May 17th we received the semi-annual delivery, and the huge and full truck got stuck in the mud! One of the personally satisfying things about volunteering with FTTU is working with friends who know how to work. Once Denny made the call that the truck wasn’t going to self-extract, the team instantly dived into organized work. Key to extracting the truck was Joe Bilotta driving back down the mountain and returning with his big Ram dually. Salvaging a big hook and clevis pin from Denny’s Jeep, and with buckets and shovels we got the wheels to grip and with Joe pulling we got the monster out of the mud “Highway from Hell” style!
Result; a fresh batch of limestone is ready to be moved into the stream over the next two years when we’ll do it again.
After almost 20 years of chapter hard labor and funding, brook trout have been restored to Rock Run to the extent that this past February the PA Fish & Boat Commission reclassified Rock Run from dead to a Wild Reproducing Trout Stream, Brook Trout no less, our only native stream-dwelling trout.
Well done good and faithful servant Ralph Koscianski and the members you’ve trained to follow in your footsteps restoring native trout.
With sore hands and aching backs yesterday we just stood there and looked downstream dumbfounded and thinking “The things we do for trout”!
Rock Run Water Test Results For May
How’s that saying go? “Neither rain nor snow…”. The FTTU citizen scientists braved the rain, cold and wind to make their appointed rounds on Sunday May 1st. Monthly test results for the mouth of Rock Run were as follows:
• Air Temperature – 50° F
• Water Temperature – 48° F
• Linn Run Discharge – 13.9 ft.³/sec.
• Linn Run Gauge – 1.9 ft.
• pH – 7.7
• Alkalinity – 4.2
We also checked the contents of two leaf packs that were placed in Rock Run at the mouth in December. One of the packs had been washed away, but we counted 132 macroinvertebrates in the other. The majority of the sample was stoneflies and of those, the leaf eating roachlike stonefly was the most numerous. Also collected were net spinning caddis larva, a few mayflies, a crayfish, some sowbugs and a couple of cranefly larva.

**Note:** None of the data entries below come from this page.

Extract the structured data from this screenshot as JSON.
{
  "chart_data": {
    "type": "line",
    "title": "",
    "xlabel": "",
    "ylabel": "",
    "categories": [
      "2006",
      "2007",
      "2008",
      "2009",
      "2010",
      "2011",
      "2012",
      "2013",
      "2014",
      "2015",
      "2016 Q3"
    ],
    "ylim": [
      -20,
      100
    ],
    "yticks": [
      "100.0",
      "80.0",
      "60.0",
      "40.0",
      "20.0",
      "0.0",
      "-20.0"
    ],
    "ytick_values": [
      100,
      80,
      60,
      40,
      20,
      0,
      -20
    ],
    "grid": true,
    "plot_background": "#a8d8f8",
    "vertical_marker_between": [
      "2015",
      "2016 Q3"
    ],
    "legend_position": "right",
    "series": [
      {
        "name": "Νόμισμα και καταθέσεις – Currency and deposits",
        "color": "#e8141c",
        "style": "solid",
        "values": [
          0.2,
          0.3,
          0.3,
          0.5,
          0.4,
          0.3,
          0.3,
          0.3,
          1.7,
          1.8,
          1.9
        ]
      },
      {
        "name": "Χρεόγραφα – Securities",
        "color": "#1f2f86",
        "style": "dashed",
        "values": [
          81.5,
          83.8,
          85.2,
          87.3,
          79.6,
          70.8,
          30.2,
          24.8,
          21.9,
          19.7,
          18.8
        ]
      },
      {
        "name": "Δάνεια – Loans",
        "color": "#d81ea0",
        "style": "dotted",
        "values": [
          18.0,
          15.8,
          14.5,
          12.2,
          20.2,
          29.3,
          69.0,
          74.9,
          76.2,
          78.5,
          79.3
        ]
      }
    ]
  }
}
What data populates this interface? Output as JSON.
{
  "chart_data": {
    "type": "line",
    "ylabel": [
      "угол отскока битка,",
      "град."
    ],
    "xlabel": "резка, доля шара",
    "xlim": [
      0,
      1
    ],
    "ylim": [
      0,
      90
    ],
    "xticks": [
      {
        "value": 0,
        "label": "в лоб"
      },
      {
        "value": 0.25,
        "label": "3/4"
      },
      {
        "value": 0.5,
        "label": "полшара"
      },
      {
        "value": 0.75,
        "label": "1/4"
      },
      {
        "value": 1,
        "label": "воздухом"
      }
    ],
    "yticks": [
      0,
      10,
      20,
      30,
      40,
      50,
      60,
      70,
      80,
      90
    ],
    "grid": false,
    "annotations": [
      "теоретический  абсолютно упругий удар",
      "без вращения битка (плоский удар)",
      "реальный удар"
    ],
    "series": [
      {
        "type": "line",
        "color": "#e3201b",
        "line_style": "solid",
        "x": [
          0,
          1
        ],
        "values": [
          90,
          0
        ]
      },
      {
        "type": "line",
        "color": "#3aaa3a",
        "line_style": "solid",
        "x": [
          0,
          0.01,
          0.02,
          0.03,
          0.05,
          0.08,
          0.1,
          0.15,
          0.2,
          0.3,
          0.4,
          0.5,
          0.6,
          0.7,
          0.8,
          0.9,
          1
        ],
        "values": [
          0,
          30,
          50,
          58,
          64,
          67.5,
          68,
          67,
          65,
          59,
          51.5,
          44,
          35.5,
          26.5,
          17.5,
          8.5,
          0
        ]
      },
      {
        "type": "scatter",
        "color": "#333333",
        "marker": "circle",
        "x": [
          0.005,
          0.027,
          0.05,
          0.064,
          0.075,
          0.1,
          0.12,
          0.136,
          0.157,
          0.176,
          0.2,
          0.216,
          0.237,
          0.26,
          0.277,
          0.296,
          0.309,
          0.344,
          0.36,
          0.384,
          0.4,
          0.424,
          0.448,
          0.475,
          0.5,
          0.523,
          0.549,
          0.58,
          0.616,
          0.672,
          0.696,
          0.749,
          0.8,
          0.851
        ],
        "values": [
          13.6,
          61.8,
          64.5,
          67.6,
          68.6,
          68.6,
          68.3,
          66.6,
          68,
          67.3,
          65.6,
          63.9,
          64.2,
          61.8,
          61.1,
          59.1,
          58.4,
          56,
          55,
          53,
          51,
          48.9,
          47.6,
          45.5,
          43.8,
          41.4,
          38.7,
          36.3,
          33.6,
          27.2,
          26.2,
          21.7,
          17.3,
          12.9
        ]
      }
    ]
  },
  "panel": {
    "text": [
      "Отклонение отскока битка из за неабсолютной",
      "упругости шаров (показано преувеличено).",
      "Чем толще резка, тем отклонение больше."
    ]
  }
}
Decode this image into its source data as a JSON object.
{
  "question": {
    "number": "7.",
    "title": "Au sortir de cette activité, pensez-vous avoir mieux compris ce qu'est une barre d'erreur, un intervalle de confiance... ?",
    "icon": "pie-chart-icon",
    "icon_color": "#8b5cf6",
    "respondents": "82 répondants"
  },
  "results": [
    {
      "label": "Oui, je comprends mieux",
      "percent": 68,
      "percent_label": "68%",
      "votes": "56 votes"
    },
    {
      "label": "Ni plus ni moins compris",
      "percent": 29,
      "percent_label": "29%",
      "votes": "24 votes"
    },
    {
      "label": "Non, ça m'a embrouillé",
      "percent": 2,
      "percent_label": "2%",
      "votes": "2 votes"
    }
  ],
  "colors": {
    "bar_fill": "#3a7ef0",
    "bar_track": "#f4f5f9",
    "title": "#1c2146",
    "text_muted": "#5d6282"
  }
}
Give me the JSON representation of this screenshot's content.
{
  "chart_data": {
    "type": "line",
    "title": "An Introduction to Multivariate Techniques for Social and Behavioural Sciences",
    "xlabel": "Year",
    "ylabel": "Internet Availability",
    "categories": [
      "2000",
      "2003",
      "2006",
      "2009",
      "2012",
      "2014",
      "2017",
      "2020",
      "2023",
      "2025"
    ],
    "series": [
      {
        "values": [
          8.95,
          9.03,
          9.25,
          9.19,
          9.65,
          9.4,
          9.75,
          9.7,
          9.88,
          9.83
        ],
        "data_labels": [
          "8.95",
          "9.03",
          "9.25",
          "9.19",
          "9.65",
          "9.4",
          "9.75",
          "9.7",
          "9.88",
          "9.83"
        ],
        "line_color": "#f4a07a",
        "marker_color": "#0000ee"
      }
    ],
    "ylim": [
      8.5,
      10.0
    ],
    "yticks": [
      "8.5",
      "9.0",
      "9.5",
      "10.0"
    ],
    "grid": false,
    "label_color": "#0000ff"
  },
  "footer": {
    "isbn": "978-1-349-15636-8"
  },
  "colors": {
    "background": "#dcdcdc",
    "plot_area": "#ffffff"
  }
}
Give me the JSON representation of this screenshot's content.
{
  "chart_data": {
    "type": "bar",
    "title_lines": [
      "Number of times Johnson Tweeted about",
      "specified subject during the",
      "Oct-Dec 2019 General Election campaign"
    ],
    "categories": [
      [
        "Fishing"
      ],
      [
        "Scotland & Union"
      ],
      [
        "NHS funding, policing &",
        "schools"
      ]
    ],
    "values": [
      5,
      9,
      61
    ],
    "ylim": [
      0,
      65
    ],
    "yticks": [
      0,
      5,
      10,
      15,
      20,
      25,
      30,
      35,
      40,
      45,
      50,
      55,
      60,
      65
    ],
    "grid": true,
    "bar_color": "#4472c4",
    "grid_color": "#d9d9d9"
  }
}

The good news is that the stoneflies and mayflies are considered most sensitive to pollution so the fact that at least stoneflies are thriving in the stream is an indicator of good water quality.
Leaf Packs are leaves collected along the stream and placed into a net bag similar to what you might find potatoes or onions sold in at the grocery store. The pack is anchored to the stream bed and allowed to “soak” for a couple of months. The pack is then collected and sorted through to find what organisms have taken up residence there.